A vote of no confidence?
The procedural hurdles and limited effect of a motion under SO24 might indicate that a vote of no confidence in the government would provide a surer route to averting a no deal Brexit. However, that approach would also face formidable obstacles – including the possibility that enough current or former Labour MPs might decline to vote with the opposition.
A motion of no confidence can be tabled only while Parliament is in session. Consequently, it must wait until at least early September. Under Fixed Term Parliaments Act 2011, the immediate consequence of a vote of no confidence is a 14 day period during which efforts can be made to form a new government capable of commanding a majority in the House of Commons. If no government is in place by the end of that period then a general election would be triggered. That would necessarily involve both dissolution of the current Parliament and imposition of the usual "purdah" rules on civil service activities.
A general election triggered in those circumstances would necessarily take place close to, or shortly after, the 31 October "exit day". Guidance issued to civil servants in relation to the 2017 general election set out the general principle:
During the election period, the Government retains its responsibility to govern, and Ministers remain in charge of their departments. Essential business must be carried on. However, it is customary for Ministers to observe discretion in initiating any new action of a continuing or long term character. Decisions on matters of policy on which a new government might be expected to want the opportunity to take a different view from the present government should be postponed until after the election, provided that such postponement would not be detrimental to the national interest or wasteful of public money.
Applying those principles to a 2019 general election, discharge of the government's "responsibility to govern" and Ministerial control of departments would have to be based on the current state of the law. Equally, questions concerning national interest or the appropriate use of public money would also have to be assessed in the light of current legislative provisions, with 31 October 2019 as "exit day".
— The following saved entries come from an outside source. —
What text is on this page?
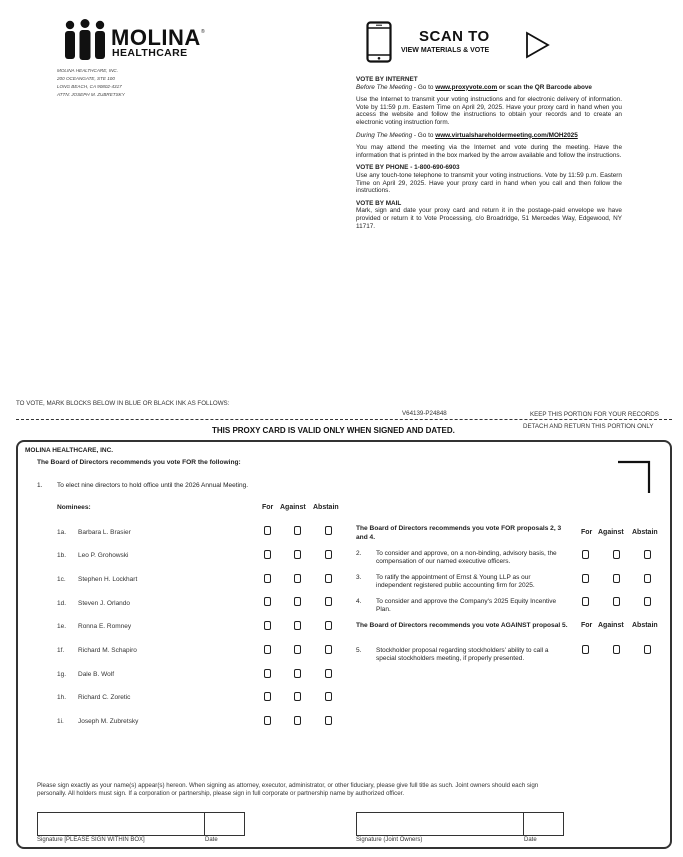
MOLINA ®
HEALTHCARE
MOLINA HEALTHCARE, INC.
200 OCEANGATE, STE 100
LONG BEACH, CA 90802-4317
ATTN: JOSEPH M. ZUBRETSKY
SCAN TO
VIEW MATERIALS & VOTE
VOTE BY INTERNET
Before The Meeting - Go to www.proxyvote.com or scan the QR Barcode above
Use the Internet to transmit your voting instructions and for electronic delivery of information. Vote by 11:59 p.m. Eastern Time on April 29, 2025. Have your proxy card in hand when you access the website and follow the instructions to obtain your records and to create an electronic voting instruction form.
During The Meeting - Go to www.virtualshareholdermeeting.com/MOH2025
You may attend the meeting via the Internet and vote during the meeting. Have the information that is printed in the box marked by the arrow available and follow the instructions.
VOTE BY PHONE - 1-800-690-6903
Use any touch-tone telephone to transmit your voting instructions. Vote by 11:59 p.m. Eastern Time on April 29, 2025. Have your proxy card in hand when you call and then follow the instructions.
VOTE BY MAIL
Mark, sign and date your proxy card and return it in the postage-paid envelope we have provided or return it to Vote Processing, c/o Broadridge, 51 Mercedes Way, Edgewood, NY 11717.
TO VOTE, MARK BLOCKS BELOW IN BLUE OR BLACK INK AS FOLLOWS:
V64139-P24848	KEEP THIS PORTION FOR YOUR RECORDS
DETACH AND RETURN THIS PORTION ONLY
THIS PROXY CARD IS VALID ONLY WHEN SIGNED AND DATED.
MOLINA HEALTHCARE, INC.
The Board of Directors recommends you vote FOR the following:
1. To elect nine directors to hold office until the 2026 Annual Meeting.
Nominees:	For Against Abstain
1a. Barbara L. Brasier
1b. Leo P. Grohowski
1c. Stephen H. Lockhart
1d. Steven J. Orlando
1e. Ronna E. Romney
1f. Richard M. Schapiro
1g. Dale B. Wolf
1h. Richard C. Zoretic
1i. Joseph M. Zubretsky
The Board of Directors recommends you vote FOR proposals 2, 3 and 4.
For Against Abstain
2. To consider and approve, on a non-binding, advisory basis, the compensation of our named executive officers.
3. To ratify the appointment of Ernst & Young LLP as our independent registered public accounting firm for 2025.
4. To consider and approve the Company's 2025 Equity Incentive Plan.
The Board of Directors recommends you vote AGAINST proposal 5.	For Against Abstain
5. Stockholder proposal regarding stockholders' ability to call a special stockholders meeting, if properly presented.
Please sign exactly as your name(s) appear(s) hereon. When signing as attorney, executor, administrator, or other fiduciary, please give full title as such. Joint owners should each sign personally. All holders must sign. If a corporation or partnership, please sign in full corporate or partnership name by authorized officer.
Signature [PLEASE SIGN WITHIN BOX]	Date	Signature (Joint Owners)	Date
It would take a seismic shift in the current political and administrative position to prevent, or even delay, a 31 October Brexit. Even if such a shift were to occur, the Parliamentary time available to amend or replace the relevant legislation is extremely limited, meaning that a fundamental shift could only come at a very late stage. In the meantime, business can only work with the available facts, and prepare for "no deal" as a foreseeable outcome.